To Succeed Take Up A Challenge!
by Bala
(Mumbai, Maharashtra, India)
Sujatha was a ROMANTIC type of personality. She could become friendly with people quite easily but when her boy friend began to IGNORE her over the past few weeks due to reasons best known to him only, it became very difficult for her to concentrate on her work. She also lost her usual friendly outlook in life.
One EVENING as she was going home from her office she learnt from some old friends that a few NGO’s were conducting different types of voluntary services for the benefit of the slum children and called for volunteers.
She offered her services for the same since she had read in some magazines that doing such voluntary work enabled people to get their tension and worries RELEASED.
She became a volunteer for teaching English and mathematics to the slum children in her locality in the age group of 5 to 7 years.
She was a commerce graduate working in a private firm as an accountant.
The NGO staff had briefed her on how to go about it since she was a first time volunteer. But they also told her that based on certain guidelines they gave her and the syllabus containing the lessons for the children, she can teach the children in her own way also as long as she was able to motivate them to pick up the subjects quickly and retain them.
As per the terms of service she had to conduct classes for about 2 hours per day for at least 3 days of the week for about 3 or 4 months at a time. Even though it was quite INCONVENIENT to do such work 3 days per work adjusting her office timings, she was ready for it.
During the last 4 classes she had spent with the children, some of them became quite friendly with her, while some others were a little shy, but a majority of them appeared to be undecided whether to become friendly with her, whether to make the efforts to understand what she was saying and try to do the work she gave them or not etc.
The work she gave them was not heavy. It was quite light only, but even that was quite an effort for them. She understood the PROBLEM, since she knew that the children were from the under privileged sections of the society and so she had to be highly patient to produce any result from them.
She found out that they had already attended school for sometime in the past intermittently only due to their domestic conditions and due to such patchy attendance in school, they had only a shallow knowledge of both English and mathematics.

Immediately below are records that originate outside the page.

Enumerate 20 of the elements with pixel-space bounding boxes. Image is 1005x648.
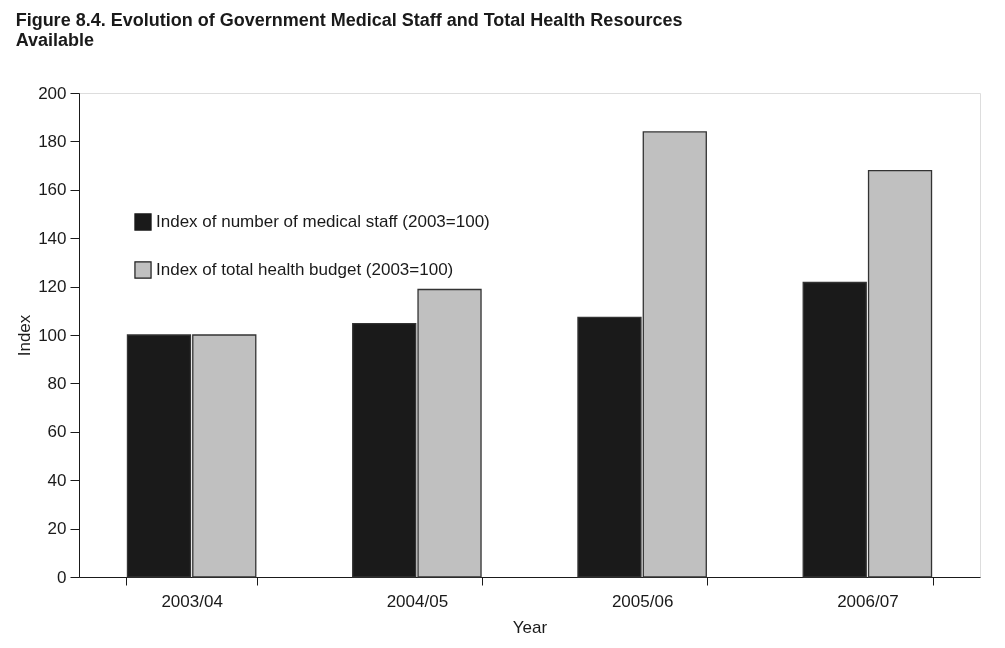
y-tick-label: 80 xyxy=(47,373,67,393)
legend-label: Index of total health budget (2003=100) xyxy=(156,260,454,279)
y-tick-label: 140 xyxy=(38,228,67,248)
y-tick-label: 0 xyxy=(57,567,67,587)
y-tick-label: 200 xyxy=(38,83,67,103)
y-axis-title: Index xyxy=(15,314,35,357)
y-tick-label: 60 xyxy=(47,422,67,442)
y-tick-label: 120 xyxy=(38,277,67,297)
x-tick-label: 2005/06 xyxy=(611,591,674,611)
y-tick-label: 160 xyxy=(38,180,67,200)
y-tick-label: 20 xyxy=(47,519,67,539)
y-tick-label: 40 xyxy=(47,470,67,490)
legend-label: Index of number of medical staff (2003=100) xyxy=(156,212,490,231)
y-tick-label: 100 xyxy=(38,325,67,345)
x-tick-label: 2006/07 xyxy=(837,591,899,611)
x-tick-label: 2004/05 xyxy=(386,591,449,611)
x-tick-label: 2003/04 xyxy=(161,591,223,611)
chart-title: Figure 8.4. Evolution of Government Medical Staff and Total Health Resources Available xyxy=(15,10,683,50)
x-axis-title: Year xyxy=(512,617,548,637)
y-tick-label: 180 xyxy=(38,131,67,151)
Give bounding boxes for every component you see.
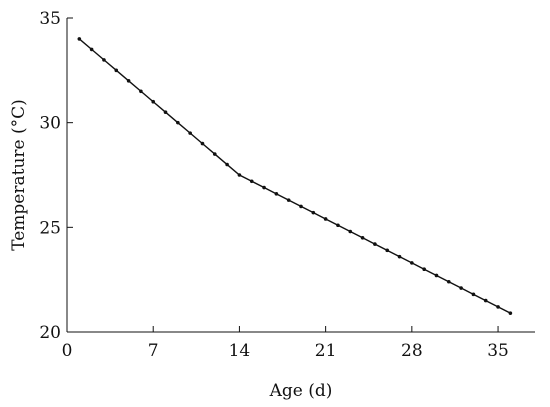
data-point [126,79,131,83]
data-point [348,229,353,234]
y-tick-label: 35 [39,9,61,29]
data-point [89,47,94,52]
x-ticks: 0 7 14 21 28 35 [62,326,509,361]
data-point [77,37,82,41]
data-point [434,273,439,278]
data-point [311,210,316,215]
data-point [114,68,119,73]
data-point [385,248,390,253]
data-point [139,89,143,94]
y-ticks: 20 25 30 35 [39,9,73,343]
y-tick-label: 20 [39,323,61,343]
data-point [151,99,156,104]
x-tick-label: 0 [62,341,73,361]
data-point [286,198,291,202]
x-tick-label: 28 [401,341,423,361]
data-point [212,152,217,156]
data-point [102,58,106,62]
x-axis-title: Age (d) [269,381,333,401]
data-point [459,286,463,290]
x-tick-label: 14 [229,341,251,361]
data-point [188,131,192,135]
data-point [508,311,513,315]
data-point [397,254,402,259]
data-point [323,217,328,221]
data-point [446,279,451,284]
y-tick-label: 30 [39,114,61,134]
data-point [496,305,500,309]
x-tick-label: 7 [148,341,159,361]
data-point [299,204,303,209]
x-tick-label: 21 [315,341,337,361]
series-group [77,37,513,315]
data-point [360,236,365,240]
data-point [176,120,180,125]
x-tick-label: 35 [487,341,509,361]
data-point [274,192,279,196]
data-point [249,179,254,184]
data-point [200,141,205,146]
y-axis-title: Temperature (°C) [9,99,29,251]
data-point [422,267,426,272]
data-point [262,185,266,190]
data-point [483,298,488,303]
data-point [471,292,476,297]
data-point [373,242,377,246]
axes [66,18,535,333]
data-point [410,261,414,265]
data-point [336,223,340,228]
series-line [78,38,511,314]
data-point [163,110,168,114]
data-point [237,173,242,177]
y-tick-label: 25 [39,218,61,238]
data-point [225,162,229,167]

This information was useful for her to plan how to proceed further.
For the English lessons she would give a list of words such as TREE, HOUSE, car, train, plane, rain etc on a piece of PAPER and also show a picture of them if possible.

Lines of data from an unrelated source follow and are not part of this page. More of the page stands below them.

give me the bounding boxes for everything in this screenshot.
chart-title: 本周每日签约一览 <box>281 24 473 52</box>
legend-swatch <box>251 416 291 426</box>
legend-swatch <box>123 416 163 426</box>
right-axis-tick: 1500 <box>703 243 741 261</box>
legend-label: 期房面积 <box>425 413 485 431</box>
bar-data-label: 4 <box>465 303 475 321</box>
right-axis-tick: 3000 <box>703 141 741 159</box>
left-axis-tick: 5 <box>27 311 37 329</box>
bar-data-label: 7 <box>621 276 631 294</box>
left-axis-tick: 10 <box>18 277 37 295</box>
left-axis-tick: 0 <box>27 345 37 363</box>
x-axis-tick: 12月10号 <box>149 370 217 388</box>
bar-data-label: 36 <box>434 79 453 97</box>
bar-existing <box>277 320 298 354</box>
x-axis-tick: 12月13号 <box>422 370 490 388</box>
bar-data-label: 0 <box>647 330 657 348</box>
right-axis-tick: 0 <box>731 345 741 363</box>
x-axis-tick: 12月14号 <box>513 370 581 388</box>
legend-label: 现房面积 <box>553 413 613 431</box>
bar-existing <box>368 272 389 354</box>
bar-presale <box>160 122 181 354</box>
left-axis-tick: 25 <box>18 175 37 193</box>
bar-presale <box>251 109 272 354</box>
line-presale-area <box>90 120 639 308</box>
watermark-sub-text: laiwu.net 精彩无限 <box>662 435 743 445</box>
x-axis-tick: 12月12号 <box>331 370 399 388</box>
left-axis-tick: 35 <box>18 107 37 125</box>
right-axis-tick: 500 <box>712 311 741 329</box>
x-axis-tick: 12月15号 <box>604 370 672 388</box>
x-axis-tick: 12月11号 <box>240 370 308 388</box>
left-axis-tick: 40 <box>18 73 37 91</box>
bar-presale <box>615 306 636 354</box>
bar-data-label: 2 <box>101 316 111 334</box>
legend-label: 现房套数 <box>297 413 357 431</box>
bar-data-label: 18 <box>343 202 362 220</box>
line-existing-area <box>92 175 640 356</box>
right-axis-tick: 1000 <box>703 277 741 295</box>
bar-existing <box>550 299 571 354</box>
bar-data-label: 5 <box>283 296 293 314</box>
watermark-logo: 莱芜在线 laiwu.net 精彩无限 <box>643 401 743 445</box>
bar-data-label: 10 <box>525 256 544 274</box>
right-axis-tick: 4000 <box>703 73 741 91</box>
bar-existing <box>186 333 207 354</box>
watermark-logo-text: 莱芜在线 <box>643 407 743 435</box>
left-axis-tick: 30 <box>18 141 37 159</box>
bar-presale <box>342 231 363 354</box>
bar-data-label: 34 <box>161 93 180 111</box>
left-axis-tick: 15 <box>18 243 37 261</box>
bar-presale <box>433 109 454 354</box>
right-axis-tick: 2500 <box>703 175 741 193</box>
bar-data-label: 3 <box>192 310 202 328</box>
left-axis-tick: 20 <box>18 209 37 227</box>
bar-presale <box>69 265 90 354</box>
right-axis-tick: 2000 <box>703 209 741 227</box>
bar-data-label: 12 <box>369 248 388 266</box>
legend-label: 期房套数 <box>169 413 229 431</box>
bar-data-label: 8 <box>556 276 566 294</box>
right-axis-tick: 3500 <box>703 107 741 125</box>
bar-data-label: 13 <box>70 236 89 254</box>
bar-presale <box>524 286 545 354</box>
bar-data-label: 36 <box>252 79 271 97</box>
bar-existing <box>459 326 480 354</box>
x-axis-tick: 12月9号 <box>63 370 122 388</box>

She would ask them to construct a simple sentence using some or all of the words given by her.
She would also give the idea of how to form the sentence in the present tense, past tense and future tense using those words WITHOUT taxing their brains much.
She realized that making sentences in 3 tenses may not be easy for the kids but she was experimenting with them as a way of providing some challenges thrown at them and how they managed them.
In mathematics classes the progress was very slow since the children did not like the subject and were afraid of even trying to understand it, so she would try to make learning the subject easy by showing different types of toys, pictures, sketches and showing how to count them by arranging them in different sets. But she found the task quite tough as compared to teaching English.
Well, such is the status of life she thought.
People from middle class are not aware of the situation of how the people from poorer sections of the society lead their lives and so she was trying her best to face the challenge and come out with as much success as possible.